Review: RADIO, Arcola Theatre Adam Gillen is utterly compelling in Al Smith's tender tale of astronomy, discovery and space travel. Holding our attention for 85 minutes, he speaks with delicacy and is a delight to watch. Josh Roche directs with expert precision and the pieces simplicity is its greatest strength. This really is storytelling at its finest.

Charles Fairbanks Jr is the central character in the story; a preppy boy that is somewhat filled with remorse over his life decisions. Regretful in tone, he tells us the story of how he came to be, discussing his family, career and love life. He speaks with high energy and enthusiasm, but also takes moments to pause for thought.

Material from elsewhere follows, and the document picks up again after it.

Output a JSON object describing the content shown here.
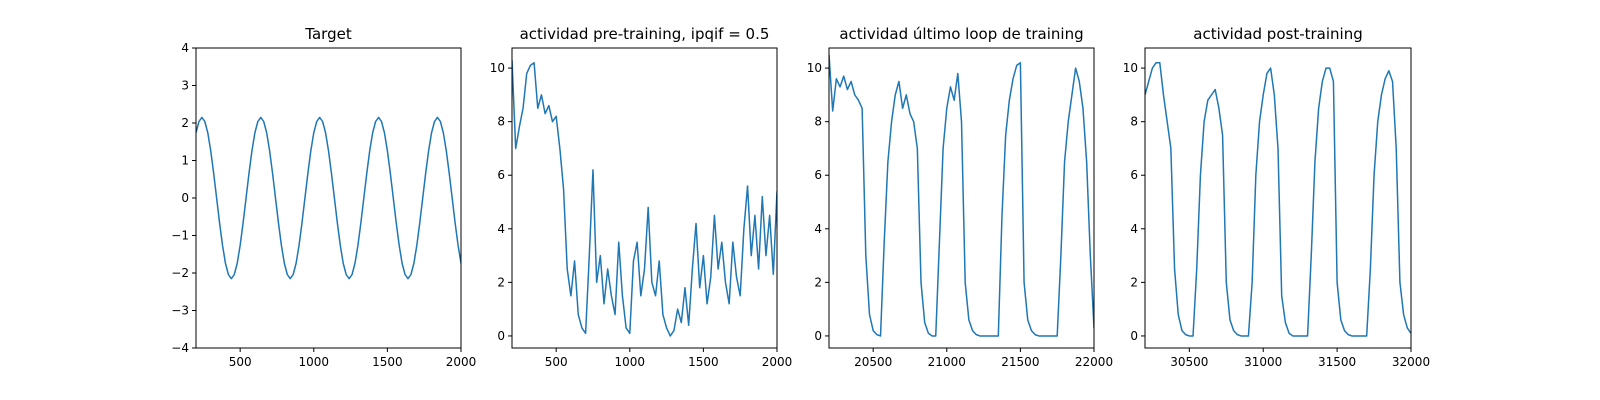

Gillen is immediately likeable and charming. Instead of being overtly loud and bolshie - usually something to be expected in one-person plays - he is conservatively commanding. It draws the audience in; they have to lean in and listen. Gillen is also a strong narrator, aptly performing as many different characters.

Audible have revived this 2006 play, in order to mark the 50th anniversary of the first moon landing. Smith's piece also discusses the aftermath of the Vietnam War, immigration and American patriotism. There are lots of comments thrown about and all are given equal amount of time to exist and be considered.

Charles is a dreamer and it's a recognisable trait. The downstairs Arcola Studio could easily swallow up a sole performer, however Roche has ensured that there is enough dynamic movement and ownership of the space, so that the room never feels too daunting. Peter Small's lighting is a lovely addition; it acts like a comforting cuddle in its warm like essence.

Not many of us can identify personally with the story of a wannabe astronaut, who has had such a wild experience of life. However, all of us know what it's like to dream. We all have goals and desires. And we all have obstacles that we face along the way.

Radio is a lovely example of the power of faith and deliciously highlights the testament of spirit.

Radio at Arcola Theatre until 13 July.